LLM(大規模言語モデル)であるQwenの開発チームは、AIの推論と分析能力を向上させるために設計された実験的研究モデル、QwQ-32B-Previewを発表した。32,768トークンのコンテキストと最先端の変換アーキテクチャを特徴とするこのモデルは、GPQAやMATH-500のような数学、プログラミング、科学ベンチマークに優れている。Hugging Faceで利用可能で、その機能を探求し、開発に貢献をしてくれる研究者たちを募っている。
QwQ-32B-Previewは、高度な変換器アーキテクチャを用いて構築された因果言語モデルである。Rotary Positional Embedding(RoPE)、SwiGLU、RMSNorm、Attention QKVバイアスを特徴とする。64のレイヤーと40のアテンションヘッド(モデルがどのトークンに「注意を払う」かを決定する要素のこと)を持ち、深い推論を必要とするタスクに最適化されている。32,768トークンという拡張されたコンテキスト長により、このモデルは大規模な入力を処理し、複雑なマルチステップ問題に取り組める。
生成AIのスペシャリストであるAxel Dittmann氏が強調するように、QwQ-32Bはローカルアプリケーションにおいて実用的な有効性を示している。
私のM3-Max MACで短時間のテストを行いましたが、そのスピードはモデルの能力と比べても素晴らしいです(技術者の皆さん向け:GGUFファイル形式に変換しました)。局所的な用途においては、推論力と調整された精度を組み合わせたハイブリッドアーキテクチャは理想的です。これらのモデルが進化すれば、より強力なクラウド機能と組み合わせて、よりインテリジェントでローカライズされたAIソリューションへの扉が開かれるでしょう。
QwQ-32B-Previewは、複数の困難なベンチマークでテストされ、注目すべき結果を達成した。
- GPQA (Graduate-Level Google-Proof Q&A):65.2%のスコアを獲得し、科学的問題解決における強力な推論力を示した。
- AIME(American Invitation Mathematics Examination):代数学、幾何学、確率論の高度な数学的問題を解き、50.0%を達成した。
- MATH-500:90.6%という素晴らしい成績を収め、様々な数学的トピックの理解力を証明した。
- LiveCodeBench:50.0%に達し、実世界のプログラミングシナリオでコードを生成・分析する能力を検証した。
出典:Qwenブログ
QwQ-32B-Previewは実験的なモデルであるため、既知の課題と制限もある。例えば、言語が混在したり、不意に切り替わったりする傾向があることで、これが反応の明瞭さを低下させる。さらに、このモデルはときどき再帰的な推論ループに入り、循環的な議論を引き起こし、決定的な結論に達することなく長い出力を生成する。専門的なタスクでは優れているが、一般的な推論、特に常識やニュアンスのある言語理解といった分野では改善の余地がある。もうひとつの重大な懸念は、特に高いレベルの信頼性と説明責任を必要とするアプリケーションにおいて、その信頼性と倫理的な展開を保証するための安全対策強化の必要性である。

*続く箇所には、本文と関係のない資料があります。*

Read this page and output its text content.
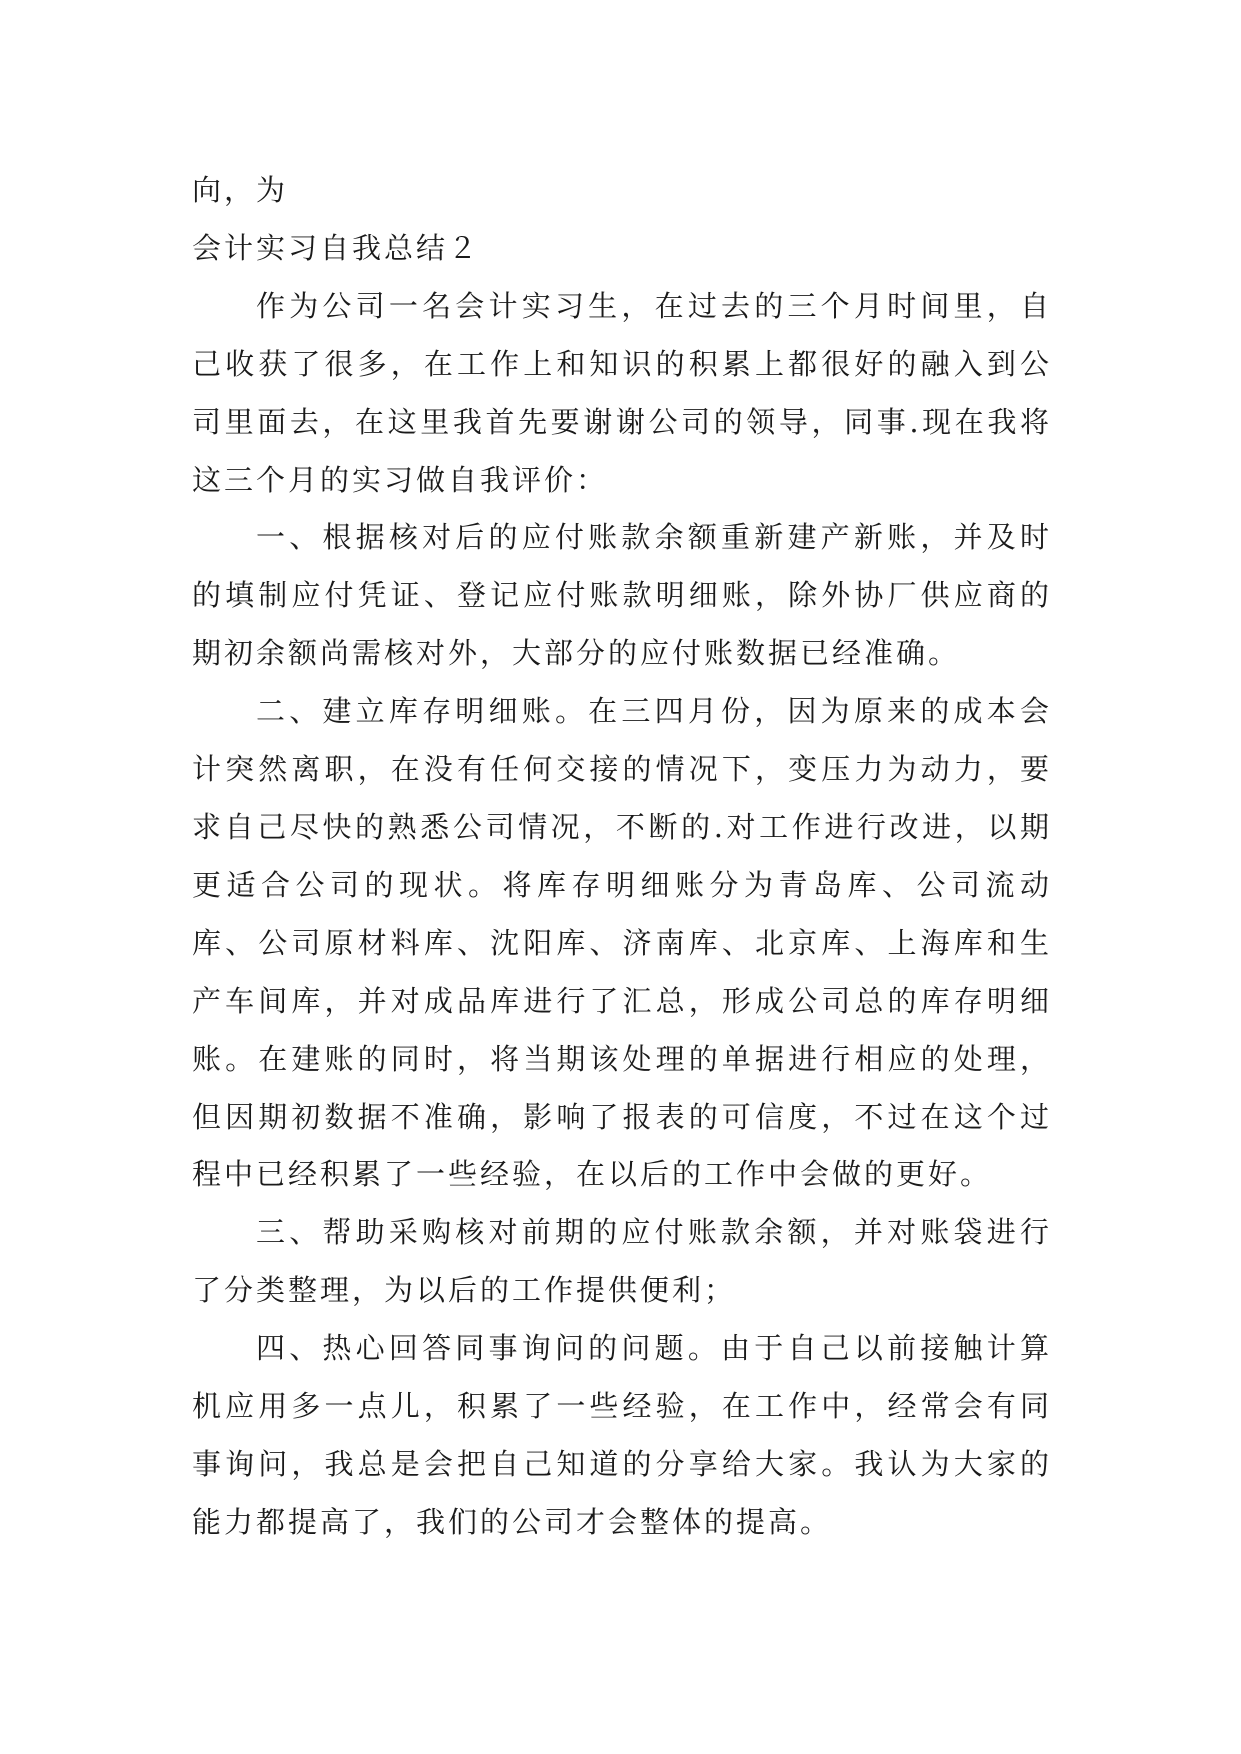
向，为

会计实习自我总结２

作为公司一名会计实习生，在过去的三个月时间里，自己收获了很多，在工作上和知识的积累上都很好的融入到公司里面去，在这里我首先要谢谢公司的领导，同事.现在我将这三个月的实习做自我评价：

一、根据核对后的应付账款余额重新建产新账，并及时的填制应付凭证、登记应付账款明细账，除外协厂供应商的期初余额尚需核对外，大部分的应付账数据已经准确。

二、建立库存明细账。在三四月份，因为原来的成本会计突然离职，在没有任何交接的情况下，变压力为动力，要求自己尽快的熟悉公司情况，不断的.对工作进行改进，以期更适合公司的现状。将库存明细账分为青岛库、公司流动库、公司原材料库、沈阳库、济南库、北京库、上海库和生产车间库，并对成品库进行了汇总，形成公司总的库存明细账。在建账的同时，将当期该处理的单据进行相应的处理，但因期初数据不准确，影响了报表的可信度，不过在这个过程中已经积累了一些经验，在以后的工作中会做的更好。

三、帮助采购核对前期的应付账款余额，并对账袋进行了分类整理，为以后的工作提供便利；

四、热心回答同事询问的问题。由于自己以前接触计算机应用多一点儿，积累了一些经验，在工作中，经常会有同事询问，我总是会把自己知道的分享给大家。我认为大家的能力都提高了，我们的公司才会整体的提高。
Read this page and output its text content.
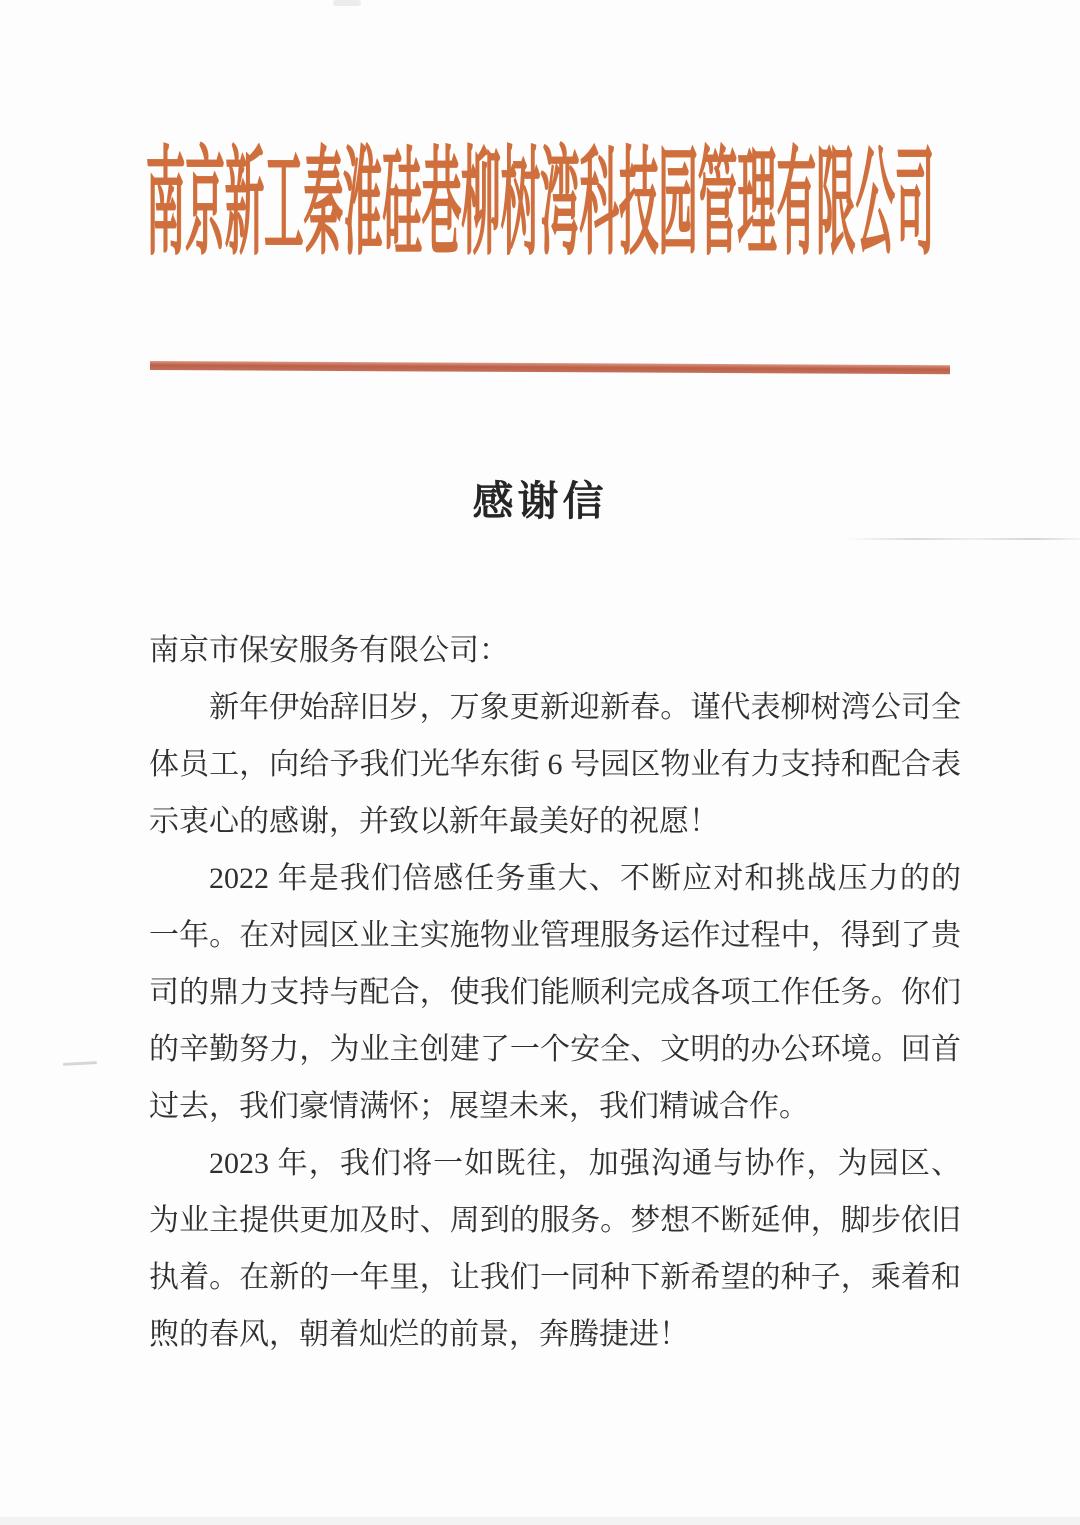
南京新工秦淮硅巷柳树湾科技园管理有限公司
感谢信

南京市保安服务有限公司：

新年伊始辞旧岁，万象更新迎新春。谨代表柳树湾公司全体员工，向给予我们光华东街 6 号园区物业有力支持和配合表示衷心的感谢，并致以新年最美好的祝愿！

2022 年是我们倍感任务重大、不断应对和挑战压力的的一年。在对园区业主实施物业管理服务运作过程中，得到了贵司的鼎力支持与配合，使我们能顺利完成各项工作任务。你们的辛勤努力，为业主创建了一个安全、文明的办公环境。回首过去，我们豪情满怀；展望未来，我们精诚合作。

2023 年，我们将一如既往，加强沟通与协作，为园区、为业主提供更加及时、周到的服务。梦想不断延伸，脚步依旧执着。在新的一年里，让我们一同种下新希望的种子，乘着和煦的春风，朝着灿烂的前景，奔腾捷进！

QwQ-32B-PreviewはHugging Faceから入手可能で、ドキュメントとソースコードはGitHubからアクセスできる。Qwen開発チームは、研究者がこのモデルの機能を探求し、その改善に貢献することを奨励している。将来のアップデートは、現在の制限に対処し、より広範なAIアプリケーションにおけるパフォーマンスを向上させることを目的としている。